Much of this new thinking is rooted in the works of Thomas Piketty, the French economist whose research into historic income trends has done much to put economic inequality at the centre of today's policy debates.

His book Capital in the Twenty-First Century has become the most discussed economic work of the year because it very clearly and almost indisputably outlines his key discovery: that normal market economies, if left to themselves, will always enter a dangerous spiral in which previously existing wealth will grow in value much faster than either wages or sales. (In economic terms, the rate of return on capital will increase much faster than the rate of growth on income and output.) This causes the living standards of non-wealthy people to stagnate and decline – or, in his famous phrase, "The past devours the future."

Less attention has been devoted to the book's second half, where he describes the way out of this problem. Yet this is, in many ways, more important – in good part because Mr. Piketty, despite the Marxist resonance in his book's title, is not an anti-capitalist by any means. In fact, he argues strongly that it would be unwise to increase the size of government or the wealth of the state dramatically. His prescriptions are designed to fix capitalism's biggest problem, and cause it to enrich everyone – as it did, for a while, during the 20th century.

One reason why it did, why wealth didn't pool up in ways that priced ordinary people out of the economy, was that various wars and crises caused governments to tax capital, either directly or indirectly. People didn't simply sit on wealth, because it was more profitable to put it to work.

How do we cause that to happen again, without discouraging people with money from participating in the economy? Not by a return to 1960s income taxes (though he notes that those rates actually produced much higher productivity than the lower rates of the past 30 years).

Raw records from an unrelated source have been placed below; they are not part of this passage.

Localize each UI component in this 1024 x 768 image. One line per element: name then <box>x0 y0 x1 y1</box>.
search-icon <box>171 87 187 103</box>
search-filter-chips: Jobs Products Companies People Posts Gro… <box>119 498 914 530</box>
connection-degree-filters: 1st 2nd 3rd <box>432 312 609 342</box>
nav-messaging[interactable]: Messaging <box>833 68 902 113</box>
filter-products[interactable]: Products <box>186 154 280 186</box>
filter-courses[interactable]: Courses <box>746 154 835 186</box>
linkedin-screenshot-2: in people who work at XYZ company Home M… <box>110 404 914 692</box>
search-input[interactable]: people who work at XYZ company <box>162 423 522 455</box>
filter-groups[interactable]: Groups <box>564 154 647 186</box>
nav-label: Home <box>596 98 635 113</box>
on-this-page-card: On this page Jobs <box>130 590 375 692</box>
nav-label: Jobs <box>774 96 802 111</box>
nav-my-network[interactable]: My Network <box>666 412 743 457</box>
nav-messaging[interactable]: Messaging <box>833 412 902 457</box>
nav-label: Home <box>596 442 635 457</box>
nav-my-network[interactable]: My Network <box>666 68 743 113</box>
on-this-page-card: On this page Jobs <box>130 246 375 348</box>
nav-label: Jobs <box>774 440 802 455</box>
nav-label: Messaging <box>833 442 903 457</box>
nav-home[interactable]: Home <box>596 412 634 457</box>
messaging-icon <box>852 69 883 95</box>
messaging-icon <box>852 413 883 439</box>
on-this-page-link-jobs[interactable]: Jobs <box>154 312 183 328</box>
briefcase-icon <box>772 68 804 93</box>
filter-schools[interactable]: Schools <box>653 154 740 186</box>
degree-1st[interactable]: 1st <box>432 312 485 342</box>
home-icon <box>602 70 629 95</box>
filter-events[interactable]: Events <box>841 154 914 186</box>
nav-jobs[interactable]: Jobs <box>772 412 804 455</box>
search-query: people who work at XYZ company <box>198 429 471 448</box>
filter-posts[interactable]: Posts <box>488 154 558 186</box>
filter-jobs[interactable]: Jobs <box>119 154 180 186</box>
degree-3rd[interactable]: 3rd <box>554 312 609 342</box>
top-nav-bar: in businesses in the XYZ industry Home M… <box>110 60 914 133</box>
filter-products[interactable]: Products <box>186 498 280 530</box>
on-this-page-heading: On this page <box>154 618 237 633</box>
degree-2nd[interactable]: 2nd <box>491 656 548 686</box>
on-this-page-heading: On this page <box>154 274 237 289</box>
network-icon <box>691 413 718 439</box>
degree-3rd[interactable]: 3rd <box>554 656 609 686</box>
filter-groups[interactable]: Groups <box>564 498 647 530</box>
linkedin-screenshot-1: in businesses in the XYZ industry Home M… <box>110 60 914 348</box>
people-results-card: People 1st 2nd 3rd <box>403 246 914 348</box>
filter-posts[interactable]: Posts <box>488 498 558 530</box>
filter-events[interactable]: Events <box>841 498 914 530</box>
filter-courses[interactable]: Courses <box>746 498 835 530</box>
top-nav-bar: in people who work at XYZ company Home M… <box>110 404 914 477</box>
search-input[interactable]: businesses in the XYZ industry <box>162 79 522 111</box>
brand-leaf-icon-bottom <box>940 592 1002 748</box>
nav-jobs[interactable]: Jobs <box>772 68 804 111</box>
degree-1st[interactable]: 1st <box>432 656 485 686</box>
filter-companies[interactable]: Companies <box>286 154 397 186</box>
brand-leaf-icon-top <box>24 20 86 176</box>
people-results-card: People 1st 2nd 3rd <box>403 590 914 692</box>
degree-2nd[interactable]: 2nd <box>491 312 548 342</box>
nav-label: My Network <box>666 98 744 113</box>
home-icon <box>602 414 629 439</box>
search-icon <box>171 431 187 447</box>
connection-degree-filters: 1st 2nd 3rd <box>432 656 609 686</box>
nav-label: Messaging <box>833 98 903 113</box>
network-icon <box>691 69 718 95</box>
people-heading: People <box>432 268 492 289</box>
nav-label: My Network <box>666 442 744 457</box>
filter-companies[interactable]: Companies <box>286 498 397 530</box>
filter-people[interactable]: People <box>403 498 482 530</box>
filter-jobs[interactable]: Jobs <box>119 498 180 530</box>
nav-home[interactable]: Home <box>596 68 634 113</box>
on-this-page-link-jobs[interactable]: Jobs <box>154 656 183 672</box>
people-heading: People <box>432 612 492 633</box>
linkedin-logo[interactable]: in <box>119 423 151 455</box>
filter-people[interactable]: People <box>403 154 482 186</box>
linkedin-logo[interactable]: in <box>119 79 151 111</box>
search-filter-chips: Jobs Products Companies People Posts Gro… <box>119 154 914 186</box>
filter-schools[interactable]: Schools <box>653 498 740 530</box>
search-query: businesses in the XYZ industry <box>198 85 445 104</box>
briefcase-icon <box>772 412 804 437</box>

Rather, he argues, it can be accomplished by targeting those areas where piles of dead wealth work against the interests of the larger economy with tax incentives that shift the economy away from its worst instincts.

Specifically, by targeting inheritance (which by its nature contradicts the basic principles of capitalism) and extremely high salaries (he would target those above $7-million) with deterrent taxes, and by taxing static forms of wealth at 1 to 2 per cent. This is not to create tax revenues (it wouldn't) but to encourage people to move their earnings into higher-risk, higher-return areas that would create economic activity.

By today's standards, those measures sound extreme. But by Mr. Piketty's reasoning, they are bound to become mainstream policy sooner or later, because we'll either be forced into them by the next big crisis, or because we'll implement them in order to avoid it.